Au début du 20e siècle, l’avenue de la Gare que nous donne à voir cette carte postale, éditée par l’entreprise rennaise Mary-Rousselière, est loin de présenter l’encombrement qui est le sien actuellement au gré de travaux destinés à permettre l’arrivée de la seconde ligne de métro.
Elle constitue pourtant déjà, à cette date, un des axes essentiels de la capitale bretonne, orientant le développement de la ville vers le sud de la Vilaine dans une dynamique urbaine il est vrai encore très relative. Reliant la gare et sa large place, à peine perceptible ici, au centre de la cité, l’avenue dessine une longue perspective, bordée d’arbres, qui mène le regard jusqu’à la caserne Saint-Georges dont on aperçoit, tout au bout, la haute et majestueuse silhouette. À cette heure de la journée, peut-être d’un mois d’été, l’animation y est très réduite et sa largeur paraît bien démesurée au regard de la circulation présente. Les charrettes et carrioles qui la parcourent témoignent d’un temps antérieur à l’irruption de l’automobile dans une ville de province, proche de la campagne, dont on se plaît à souligner, parfois avec excès, le caractère assoupi.
Néanmoins, la modernité est bien présente ne serait-ce que par la gare, nouvelle porte d’entrée de la ville, inaugurée officiellement en avril 1857. L’aménagement de la place, qui la borde au nord, répond aux impératifs suscités par l’arrivée des trains dans la cité bretonne, à l’instar du Grand Hôtel sur la partie droite. La présence de colonnes Morris indique aussi que la place est jugée comme un endroit privilégié pour les annonceurs privés et municipaux. Surtout, on note la présence de lignes de tramways, tout récemment installées puisque les premières sont ouvertes en 1897. C’est à cette date, en effet, que les TER (Tramways Électriques de Rennes), spécifiquement urbains, commencent à circuler dans la ville.
Deux lignes partent alors de la gare : l’une rejoint l’octroi de la rue de Fougères tandis que l’autre va jusqu’au cimetière du Nord.

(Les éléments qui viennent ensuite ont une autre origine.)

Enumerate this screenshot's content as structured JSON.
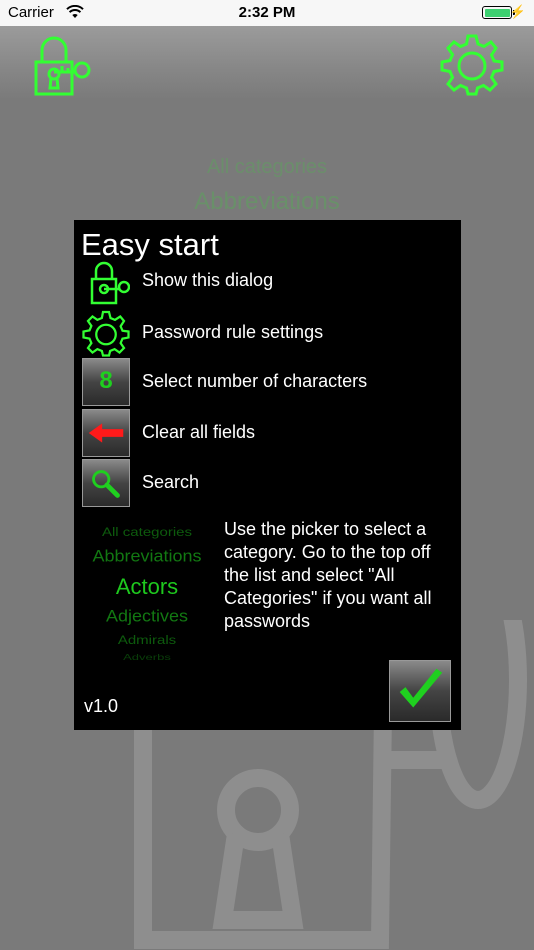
{
  "status_bar": {
    "carrier": "Carrier",
    "time": "2:32 PM"
  },
  "background": {
    "picker_items": [
      "All categories",
      "Abbreviations"
    ]
  },
  "dialog": {
    "title": "Easy start",
    "rows": [
      {
        "icon": "lock-key-icon",
        "label": "Show this dialog"
      },
      {
        "icon": "gear-icon",
        "label": "Password rule settings"
      },
      {
        "icon": "number-tile-icon",
        "digit": "8",
        "label": "Select number of characters"
      },
      {
        "icon": "left-arrow-icon",
        "label": "Clear all fields"
      },
      {
        "icon": "magnifier-icon",
        "label": "Search"
      }
    ],
    "picker": {
      "items": [
        "All categories",
        "Abbreviations",
        "Actors",
        "Adjectives",
        "Admirals",
        "Adverbs"
      ],
      "selected": "Actors"
    },
    "help_text": "Use the picker to select a category. Go to the top off the list and select \"All Categories\" if you want all passwords",
    "version": "v1.0"
  },
  "colors": {
    "accent_green": "#1fd01f",
    "dialog_bg": "#000000",
    "backdrop": "#7a7a7a"
  }
}
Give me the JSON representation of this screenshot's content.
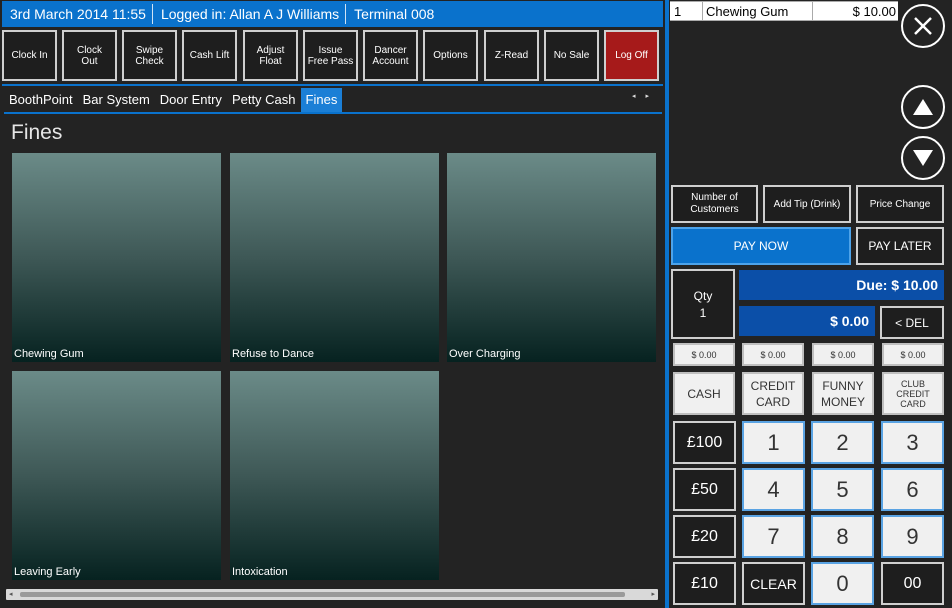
{
  "header": {
    "datetime": "3rd March 2014 11:55",
    "logged_in": "Logged in: Allan A J Williams",
    "terminal": "Terminal 008"
  },
  "toolbar": [
    {
      "name": "clock-in-button",
      "label": "Clock In"
    },
    {
      "name": "clock-out-button",
      "label": "Clock\nOut"
    },
    {
      "name": "swipe-check-button",
      "label": "Swipe\nCheck"
    },
    {
      "name": "cash-lift-button",
      "label": "Cash Lift"
    },
    {
      "name": "adjust-float-button",
      "label": "Adjust\nFloat"
    },
    {
      "name": "issue-free-pass-button",
      "label": "Issue\nFree Pass"
    },
    {
      "name": "dancer-account-button",
      "label": "Dancer\nAccount"
    },
    {
      "name": "options-button",
      "label": "Options"
    },
    {
      "name": "z-read-button",
      "label": "Z-Read"
    },
    {
      "name": "no-sale-button",
      "label": "No Sale"
    },
    {
      "name": "log-off-button",
      "label": "Log Off"
    }
  ],
  "tabs": [
    {
      "name": "tab-boothpoint",
      "label": "BoothPoint",
      "active": false
    },
    {
      "name": "tab-bar-system",
      "label": "Bar System",
      "active": false
    },
    {
      "name": "tab-door-entry",
      "label": "Door Entry",
      "active": false
    },
    {
      "name": "tab-petty-cash",
      "label": "Petty Cash",
      "active": false
    },
    {
      "name": "tab-fines",
      "label": "Fines",
      "active": true
    }
  ],
  "tab_arrows": {
    "left": "◂",
    "right": "▸"
  },
  "section_title": "Fines",
  "products": [
    {
      "label": "Chewing Gum"
    },
    {
      "label": "Refuse to Dance"
    },
    {
      "label": "Over Charging"
    },
    {
      "label": "Leaving Early"
    },
    {
      "label": "Intoxication"
    }
  ],
  "order": {
    "items": [
      {
        "qty": "1",
        "name": "Chewing Gum",
        "price": "$ 10.00"
      }
    ]
  },
  "actions": {
    "number_of_customers": "Number of\nCustomers",
    "add_tip": "Add Tip (Drink)",
    "price_change": "Price Change",
    "pay_now": "PAY NOW",
    "pay_later": "PAY LATER"
  },
  "payment": {
    "qty_label": "Qty",
    "qty_value": "1",
    "due": "Due: $ 10.00",
    "amount": "$ 0.00",
    "del_label": "< DEL",
    "method_amounts": [
      "$ 0.00",
      "$ 0.00",
      "$ 0.00",
      "$ 0.00"
    ],
    "methods": [
      "CASH",
      "CREDIT\nCARD",
      "FUNNY\nMONEY",
      "CLUB\nCREDIT\nCARD"
    ]
  },
  "keypad": {
    "quick": [
      "£100",
      "£50",
      "£20",
      "£10"
    ],
    "digits": [
      "1",
      "2",
      "3",
      "4",
      "5",
      "6",
      "7",
      "8",
      "9"
    ],
    "clear": "CLEAR",
    "zero": "0",
    "double_zero": "00"
  },
  "colors": {
    "accent": "#0a72cc",
    "log_off": "#a61a1a",
    "display": "#0b4fa8"
  }
}
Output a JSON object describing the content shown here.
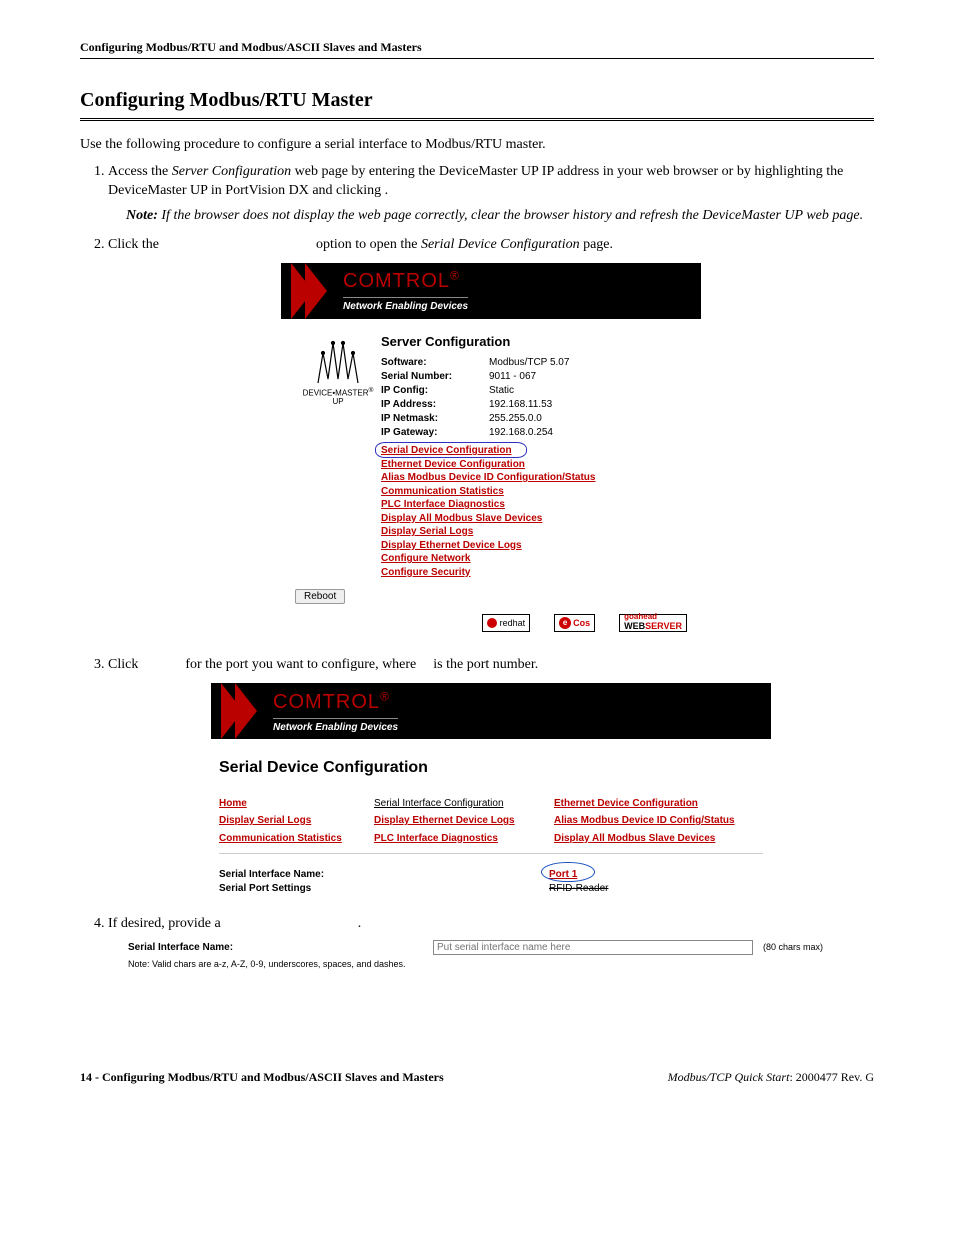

Les courbes que dessinent leurs rails sur la chaussée indiquent que c’est sur la place que se situe l’évitement qui permet le croisement des voitures. L’installation de ces lignes a nécessité l’aménagement électrique de l’avenue et on remarque, notamment sur la partie droite, les fils conducteurs du courant et les poteaux qui les soutiennent.
Trois voitures sont présentes sur cette prise de vue dont l’une, bien engagée dans l’avenue, est à peine visible. Au tout premier plan, en partie coupée, on observe une « baladeuse », remorque qui se raccroche aux motrices en cas d’affluence. On y distingue clairement les bancs pour les passagers et les rideaux, ici pliés, qui servent à protéger de la pluie ou de la poussière. Quelques mètres plus loin, contiguë à une colonne Morris, se trouve une voiture automotrice, reliée aux fils conducteurs par deux longues perches, qui paraît à l’arrêt. À l’arrière, la silhouette d’un homme debout, sans doute le contrôleur, se détache. Sur le toit, une inscription publicitaire pour une boisson apéritive illustre la nouveauté de ce moyen de transport.
De cette longue perspective où la modernité urbaine des tramways peine à troubler la tranquillité d’une avenue où piétons et charrettes imposent leur rythme, se dégage l’atmosphère si caractéristique d’une ville de province à la charnière des deux siècles.